Every type of optimization is important. Its just the precedence I am referring to.
..and that one is the top-rated question on stackoverflow (which means a LOT! C++ optimization question at first position). By number of views and votes, you can tell how many people are going to acknowledge it...
Yes, we continue to work on loop-interchange optimization. (The techniques are well-known - see the 1994 paper on McKinley's web page at: www.cs.utexas.edu/.../papers.html )
(But your Stackoverflow link discusses branch prediction - equally interesting, but different from loop permutation/fusion/distribution)
@Danny - sorry - I now see that your link does indeed mention loop-swap by Intel's compiler.
Glad to hear you're continuing to invest in vectorization - I care deeply about it. However, please note that on real life projects - vectorization still catches on a tiny percent of potential loops, and its impact on real life performance is negligible.
Reduction seems to work for sum, but not min/max. memcpy/memset are still not invoked where they should be (according to the documentation). There are still weird dependencies on inlining decisions that make vectorization decisions seem utterly random (this one is a big deal!). Even on stl - you list transform1 as an example that works, but take a much more mundane example: just instantiate an std::vector, and you get vectorization failure on the single potentially vectorizable loop:
for (; 0 < _Count; --_Count, ++_Dest)
*_Dest = _Val;
(in a _Fill_n() overload, under <xutility> ).
etc. etc. etc. It seems vectorization is still applicable mostly to c-style loops, with very simple computations. It doesn't help much with data initialization or copying, and is having a hard time seeing through c++ facilities (even as simple as members, when acting as loop boundaries).
I hope to see vectorization continue to grow in upcoming releases - the potential benefits are huge. Thanks for all the hard work!

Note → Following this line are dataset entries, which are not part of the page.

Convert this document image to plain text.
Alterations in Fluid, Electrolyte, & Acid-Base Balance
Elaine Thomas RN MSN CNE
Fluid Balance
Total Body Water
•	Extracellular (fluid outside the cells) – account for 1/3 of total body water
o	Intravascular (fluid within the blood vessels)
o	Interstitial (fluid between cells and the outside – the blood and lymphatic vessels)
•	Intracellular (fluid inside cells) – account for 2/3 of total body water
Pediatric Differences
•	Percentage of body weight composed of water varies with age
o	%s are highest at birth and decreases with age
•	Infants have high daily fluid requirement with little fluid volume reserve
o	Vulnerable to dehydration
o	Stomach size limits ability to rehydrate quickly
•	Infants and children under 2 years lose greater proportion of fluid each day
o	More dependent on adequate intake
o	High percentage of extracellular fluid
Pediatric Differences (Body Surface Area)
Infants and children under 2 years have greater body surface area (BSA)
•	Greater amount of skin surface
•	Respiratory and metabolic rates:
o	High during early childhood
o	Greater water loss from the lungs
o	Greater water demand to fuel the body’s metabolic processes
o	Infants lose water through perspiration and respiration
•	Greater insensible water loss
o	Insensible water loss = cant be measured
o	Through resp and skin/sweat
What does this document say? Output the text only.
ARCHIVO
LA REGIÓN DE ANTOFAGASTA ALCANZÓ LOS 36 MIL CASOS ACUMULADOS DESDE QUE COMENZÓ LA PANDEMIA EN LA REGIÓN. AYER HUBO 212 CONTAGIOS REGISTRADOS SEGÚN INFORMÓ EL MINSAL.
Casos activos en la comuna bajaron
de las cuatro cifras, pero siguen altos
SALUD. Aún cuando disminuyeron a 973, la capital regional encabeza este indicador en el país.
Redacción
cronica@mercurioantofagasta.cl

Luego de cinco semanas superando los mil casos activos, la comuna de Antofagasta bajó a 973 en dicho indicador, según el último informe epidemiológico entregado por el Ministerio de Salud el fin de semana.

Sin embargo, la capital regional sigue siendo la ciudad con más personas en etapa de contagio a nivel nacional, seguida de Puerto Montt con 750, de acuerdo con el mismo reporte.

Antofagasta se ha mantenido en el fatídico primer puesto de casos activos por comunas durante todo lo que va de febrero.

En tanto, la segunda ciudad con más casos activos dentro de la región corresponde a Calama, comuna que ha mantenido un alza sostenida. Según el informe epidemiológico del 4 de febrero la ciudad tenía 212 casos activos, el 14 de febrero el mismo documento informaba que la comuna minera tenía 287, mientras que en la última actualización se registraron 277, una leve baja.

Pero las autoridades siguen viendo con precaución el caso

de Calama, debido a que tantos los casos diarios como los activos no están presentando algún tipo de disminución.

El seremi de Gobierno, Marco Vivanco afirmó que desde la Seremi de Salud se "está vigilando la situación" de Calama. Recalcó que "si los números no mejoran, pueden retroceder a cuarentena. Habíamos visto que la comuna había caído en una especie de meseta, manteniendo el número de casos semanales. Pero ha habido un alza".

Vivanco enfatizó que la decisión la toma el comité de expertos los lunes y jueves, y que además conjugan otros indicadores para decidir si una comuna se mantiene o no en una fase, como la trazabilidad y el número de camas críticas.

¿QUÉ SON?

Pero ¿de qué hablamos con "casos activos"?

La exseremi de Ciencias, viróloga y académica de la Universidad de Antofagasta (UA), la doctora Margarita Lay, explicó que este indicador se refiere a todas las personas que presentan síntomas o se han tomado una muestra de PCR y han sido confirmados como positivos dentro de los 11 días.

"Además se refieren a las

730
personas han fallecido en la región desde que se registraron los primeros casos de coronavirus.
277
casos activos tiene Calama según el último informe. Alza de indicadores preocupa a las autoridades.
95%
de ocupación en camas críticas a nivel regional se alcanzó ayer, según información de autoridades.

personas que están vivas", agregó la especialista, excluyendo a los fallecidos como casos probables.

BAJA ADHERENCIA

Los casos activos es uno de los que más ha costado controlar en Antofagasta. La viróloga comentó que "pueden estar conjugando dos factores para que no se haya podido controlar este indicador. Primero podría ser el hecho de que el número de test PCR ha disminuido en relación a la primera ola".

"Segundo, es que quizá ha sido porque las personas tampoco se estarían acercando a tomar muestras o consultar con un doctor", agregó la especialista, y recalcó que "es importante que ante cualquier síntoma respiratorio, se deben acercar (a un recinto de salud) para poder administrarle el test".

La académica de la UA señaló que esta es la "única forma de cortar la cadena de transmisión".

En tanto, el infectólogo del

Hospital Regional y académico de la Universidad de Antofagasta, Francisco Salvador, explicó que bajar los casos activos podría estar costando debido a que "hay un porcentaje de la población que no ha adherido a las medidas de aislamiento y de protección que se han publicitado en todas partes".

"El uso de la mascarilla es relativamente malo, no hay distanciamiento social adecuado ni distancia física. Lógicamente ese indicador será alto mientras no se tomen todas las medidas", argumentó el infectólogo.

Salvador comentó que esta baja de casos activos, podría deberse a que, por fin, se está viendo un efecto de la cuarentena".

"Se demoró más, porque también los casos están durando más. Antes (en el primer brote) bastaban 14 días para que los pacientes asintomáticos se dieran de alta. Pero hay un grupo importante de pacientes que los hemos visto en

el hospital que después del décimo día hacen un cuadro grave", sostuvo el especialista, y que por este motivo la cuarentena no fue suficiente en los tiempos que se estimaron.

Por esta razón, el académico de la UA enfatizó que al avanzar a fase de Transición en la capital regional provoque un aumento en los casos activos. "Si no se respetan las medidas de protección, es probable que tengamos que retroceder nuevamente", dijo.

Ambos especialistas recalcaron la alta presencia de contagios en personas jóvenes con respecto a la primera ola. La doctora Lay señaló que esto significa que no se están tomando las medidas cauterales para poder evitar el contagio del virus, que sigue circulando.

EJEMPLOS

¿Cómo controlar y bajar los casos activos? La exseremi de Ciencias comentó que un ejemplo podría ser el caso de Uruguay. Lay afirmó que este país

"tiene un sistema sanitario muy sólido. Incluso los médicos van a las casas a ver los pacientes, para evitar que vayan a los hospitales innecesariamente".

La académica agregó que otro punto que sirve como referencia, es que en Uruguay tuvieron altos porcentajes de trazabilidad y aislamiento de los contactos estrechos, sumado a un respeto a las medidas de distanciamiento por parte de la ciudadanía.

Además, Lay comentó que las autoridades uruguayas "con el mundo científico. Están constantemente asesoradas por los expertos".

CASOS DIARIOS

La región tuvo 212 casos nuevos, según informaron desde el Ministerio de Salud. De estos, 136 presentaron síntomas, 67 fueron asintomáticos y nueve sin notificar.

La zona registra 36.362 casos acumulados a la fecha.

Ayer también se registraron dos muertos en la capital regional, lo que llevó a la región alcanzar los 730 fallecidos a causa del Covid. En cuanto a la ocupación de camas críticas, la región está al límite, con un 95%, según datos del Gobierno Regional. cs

The /Gl option ("Whole program optimization") has become terribly slow compared to Vs2012 :-(
What took 5 minutes now takes 1 hour! (to produce an EXE of about 14 MB). Same thing in 32 and 64 bits.
Anyone experiments this?
I have many different versions of this programs on my desktop, It seems to accumulate quite a bit on my system, I believe its a trait of a custom gaming computer, which I built myself, right down to loading the operating system, downloading the drivers, and filling it with well established gaming corporations, like Riot, Steam, and Microsoft games, so I just wanna know if I need all these versions on Windows 7 Ultimate 64bit for my games to work, or can I download the latest version, and safely remove the previous without the possibility of losing access to any of my games.
One thing I'm missing, does whole program optimization works between DLL boundaries, seems very dangerous if it does, if it doesn't and my program is structured with many DLL modules I gain no performance but only longer build times.